EMS Annual Meeting Abstracts
Vol. 21, EMS2024-259, 2024, updated on 05 Jul 2024
https://doi.org/10.5194/ems2024-259
EMS Annual Meeting 2024
© Author(s) 2024. This work is distributed under
the Creative Commons Attribution 4.0 License.
Oral | Friday, 06 Sep, 11:30–11:45 (CEST)| Lecture room B5

Optimising orography for global high-resolution simulations

Birgit Sützl1, Annelize van Niekerk1, Anton Beljaars1, Pedro Maciel1, Margarita Choulga1, Martin Janoušek1, Bennoît Vannière1, Richard Forbes1, Gianpaolo Balsamo1,2, Irina Sandu1, and Peter Dueben1
Birgit Sützl et al.
  • 1European Centre for Medium-Range Weather Forecasts (ECMWF), Bonn, Germany; Reading, UK (birgit.suetzl@ecmwf.int)
  • 2World Meteorological Organization (WMO), Geneva, Switzerland

The model’s mean orography acts as the boundary condition for the model dynamics and the drag from resolved orographic gravity waves can have a significant impact on the large-scale atmospheric circulation in weather and climate models. As we approach km-scale horizontal resolutions in global models, more of the orographic spectrum and the impact of orography becomes resolved. Benefits of increased resolution, for example better prediction of orographic rain, can only be harvested if the resolution of the mean orography field is also increased. However, even at kilometre scale, some of the orographic variance will not be represented on the model grid and must be parameterised.

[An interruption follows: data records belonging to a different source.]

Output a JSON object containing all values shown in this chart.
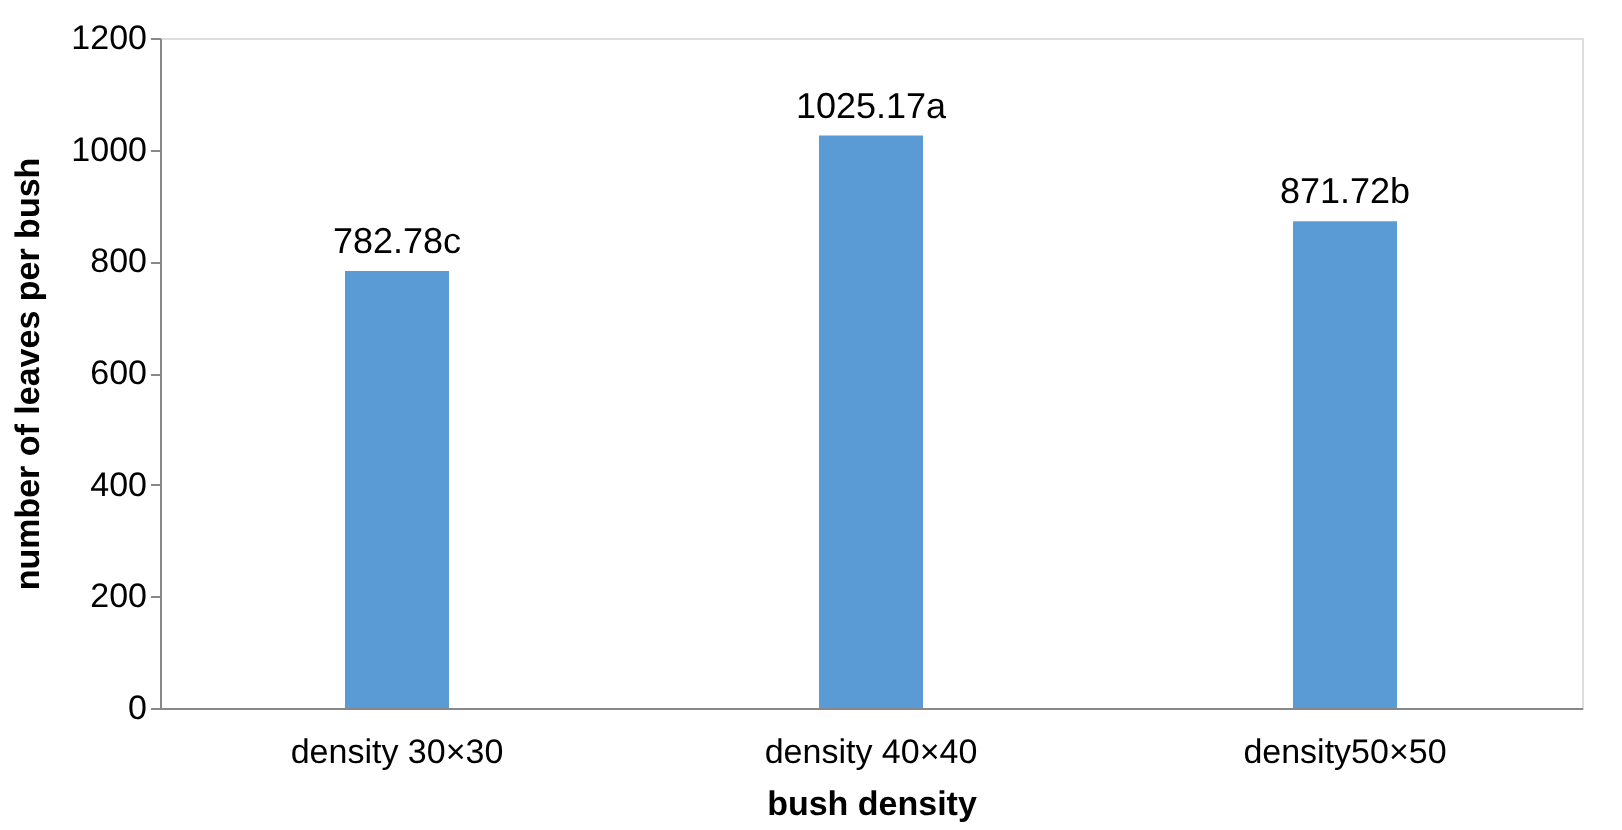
{
  "chart_data": {
    "type": "bar",
    "xlabel": "bush density",
    "ylabel": "number of leaves per bush",
    "categories": [
      "density 30×30",
      "density 40×40",
      "density50×50"
    ],
    "values": [
      782.78,
      1025.17,
      871.72
    ],
    "value_labels": [
      "782.78c",
      "1025.17a",
      "871.72b"
    ],
    "color": "#5b9bd5",
    "ylim": [
      0,
      1200
    ],
    "yticks": [
      0,
      200,
      400,
      600,
      800,
      1000,
      1200
    ],
    "grid": false
  }
}
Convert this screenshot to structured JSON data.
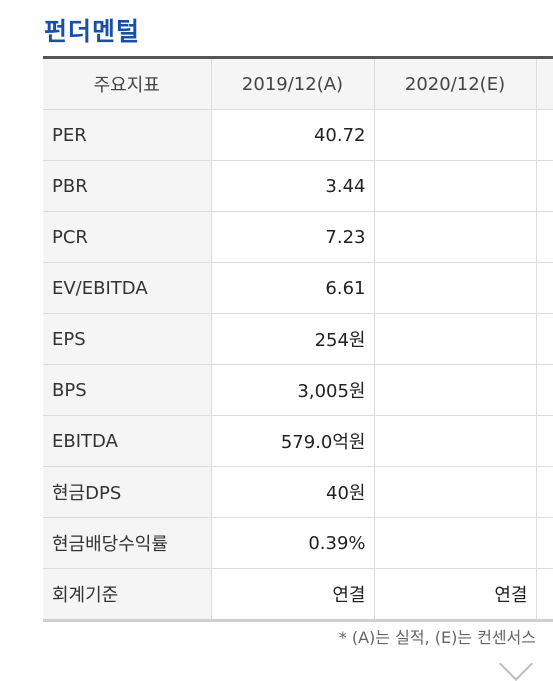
{
  "title": "펀더멘털",
  "table": {
    "header": [
      "주요지표",
      "2019/12(A)",
      "2020/12(E)"
    ],
    "rows": [
      {
        "label": "PER",
        "y2019": "40.72",
        "y2020": ""
      },
      {
        "label": "PBR",
        "y2019": "3.44",
        "y2020": ""
      },
      {
        "label": "PCR",
        "y2019": "7.23",
        "y2020": ""
      },
      {
        "label": "EV/EBITDA",
        "y2019": "6.61",
        "y2020": ""
      },
      {
        "label": "EPS",
        "y2019": "254원",
        "y2020": ""
      },
      {
        "label": "BPS",
        "y2019": "3,005원",
        "y2020": ""
      },
      {
        "label": "EBITDA",
        "y2019": "579.0억원",
        "y2020": ""
      },
      {
        "label": "현금DPS",
        "y2019": "40원",
        "y2020": ""
      },
      {
        "label": "현금배당수익률",
        "y2019": "0.39%",
        "y2020": ""
      },
      {
        "label": "회계기준",
        "y2019": "연결",
        "y2020": "연결"
      }
    ]
  },
  "footnote": "* (A)는 실적, (E)는 컨센서스",
  "icons": {
    "expand": "chevron-down-icon"
  }
}
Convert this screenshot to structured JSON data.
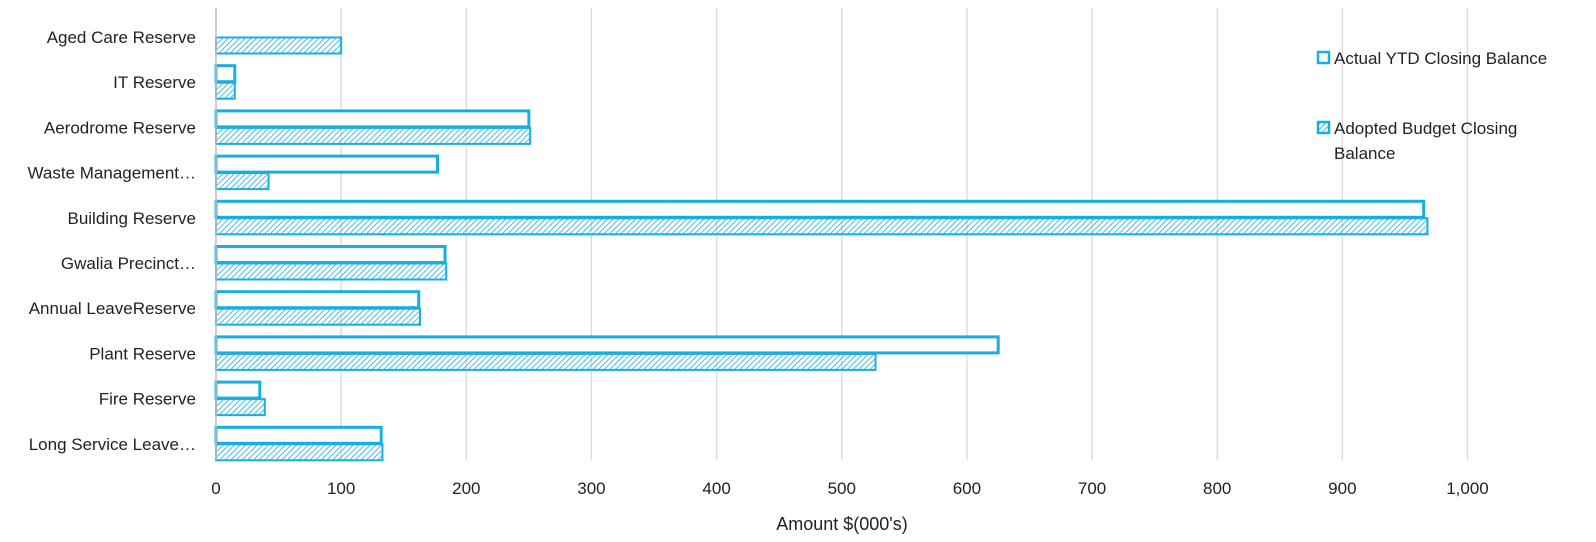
{
  "chart_data": {
    "type": "bar",
    "orientation": "horizontal",
    "categories": [
      "Aged Care Reserve",
      "IT Reserve",
      "Aerodrome Reserve",
      "Waste Management…",
      "Building Reserve",
      "Gwalia Precinct…",
      "Annual LeaveReserve",
      "Plant Reserve",
      "Fire Reserve",
      "Long Service Leave…"
    ],
    "series": [
      {
        "name": "Actual YTD Closing Balance",
        "style": "outline",
        "values": [
          null,
          15,
          250,
          177,
          965,
          183,
          162,
          625,
          35,
          132
        ]
      },
      {
        "name": "Adopted Budget Closing Balance",
        "style": "hatched",
        "values": [
          100,
          15,
          251,
          42,
          968,
          184,
          163,
          527,
          39,
          133
        ]
      }
    ],
    "title": "",
    "xlabel": "Amount $(000's)",
    "ylabel": "",
    "xlim": [
      0,
      1050
    ],
    "xticks": [
      0,
      100,
      200,
      300,
      400,
      500,
      600,
      700,
      800,
      900,
      1000
    ],
    "xtick_labels": [
      "0",
      "100",
      "200",
      "300",
      "400",
      "500",
      "600",
      "700",
      "800",
      "900",
      "1,000"
    ],
    "grid": "vertical",
    "legend_position": "right",
    "colors": {
      "bar": "#17aee2",
      "grid": "#d9d9d9",
      "axis": "#bfbfbf"
    }
  }
}
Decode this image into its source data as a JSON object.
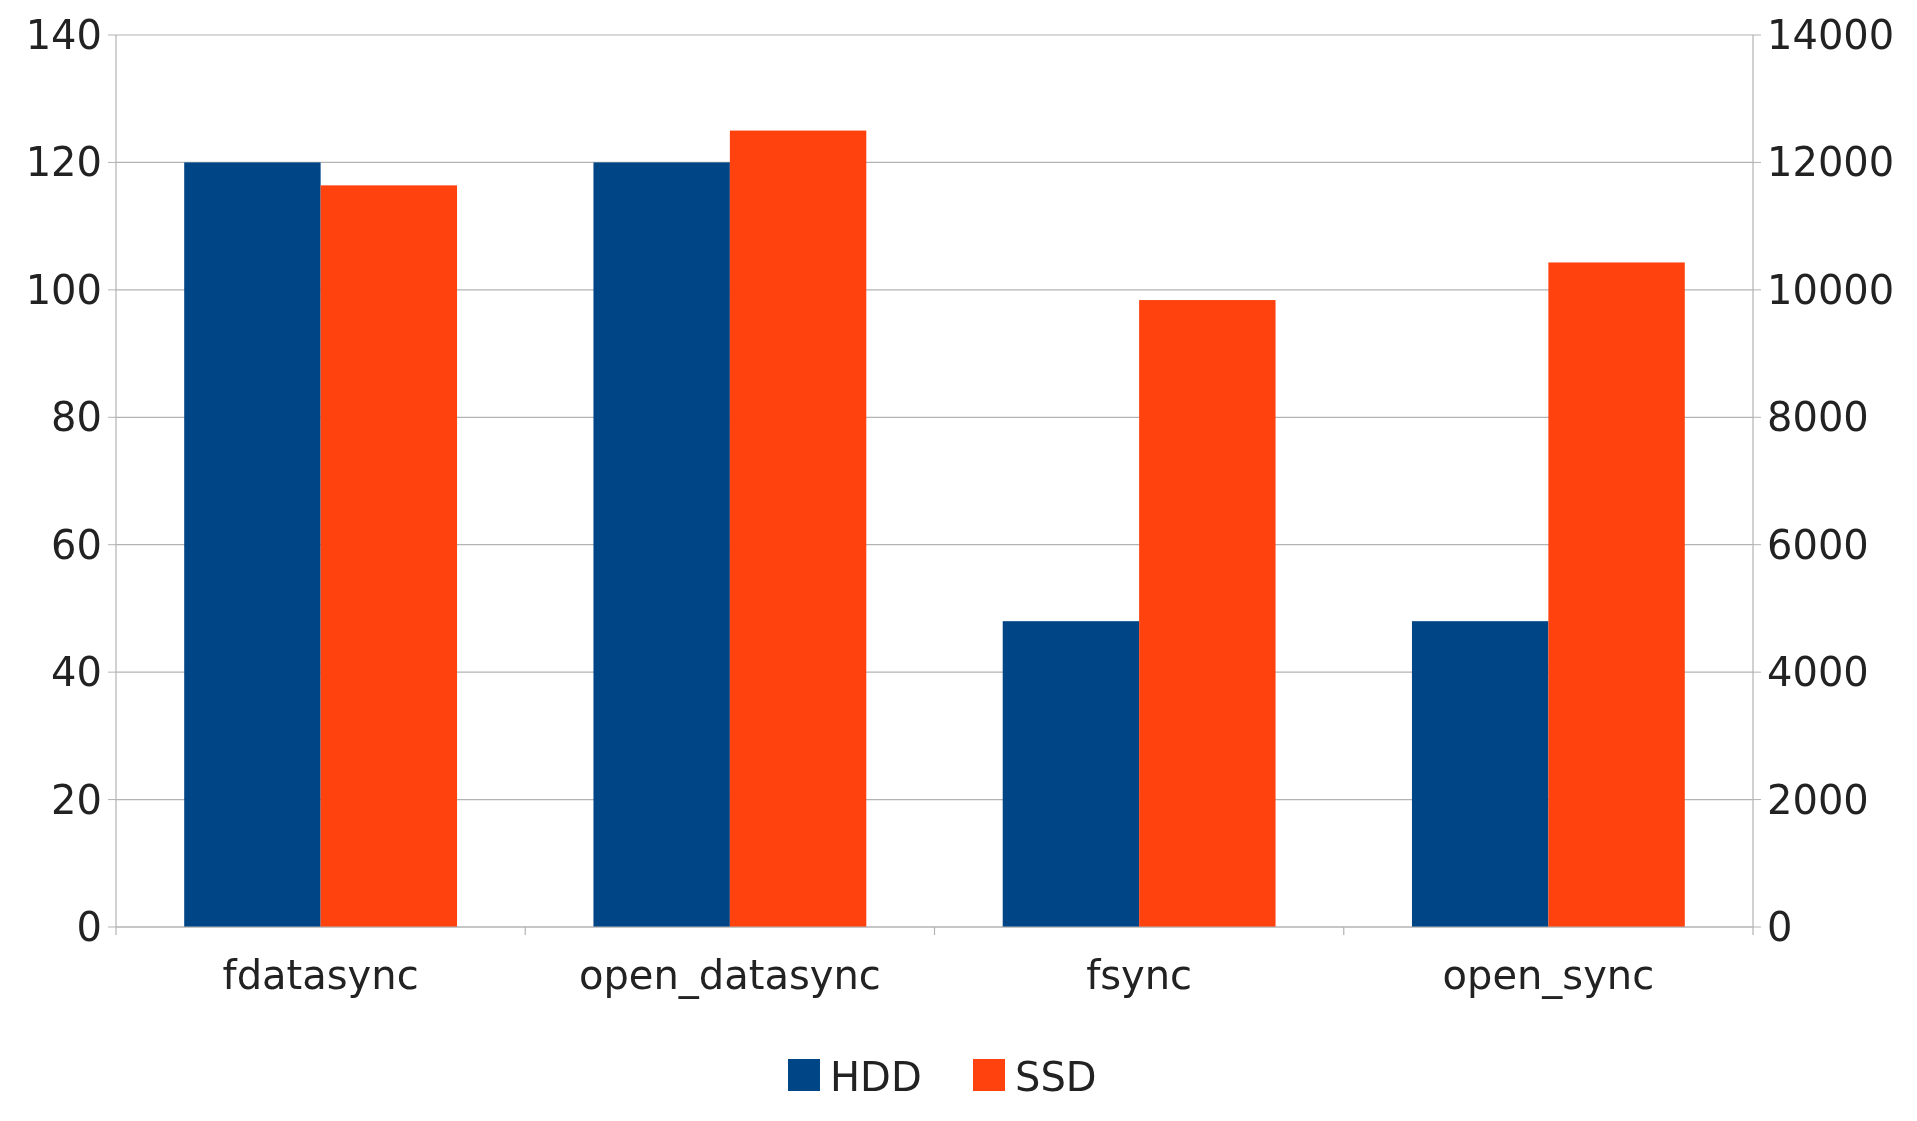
{
  "chart_data": {
    "type": "bar",
    "categories": [
      "fdatasync",
      "open_datasync",
      "fsync",
      "open_sync"
    ],
    "series": [
      {
        "name": "HDD",
        "color": "#004586",
        "values": [
          120,
          120,
          48,
          48
        ]
      },
      {
        "name": "SSD",
        "color": "#ff420e",
        "values": [
          11640,
          12500,
          9840,
          10430
        ],
        "axis": "y2"
      }
    ],
    "ylim": [
      0,
      140
    ],
    "yticks": [
      0,
      20,
      40,
      60,
      80,
      100,
      120,
      140
    ],
    "y2lim": [
      0,
      14000
    ],
    "y2ticks": [
      0,
      2000,
      4000,
      6000,
      8000,
      10000,
      12000,
      14000
    ],
    "grid": "y",
    "legend": "bottom"
  }
}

Initial simulations for Destination Earth’s global Digital Twin at 4.4 km horizontal resolution have shown a negative wind bias over Eastern Asia and increasing forecast error compared to the operational 9 km model, indicating that the higher resolution of resolved orography causes additional small horizontal-scale orographic gravity waves breaking above the mid-latitude jet, which affects the global circulation. Therefore, we focused on improving the mean orography processing and sub-grid scale orography parameterisations with the aim to find a scale-independent formulation that maintains good forecast skill at operational model resolutions and profits from increased resolution at kilometre scale.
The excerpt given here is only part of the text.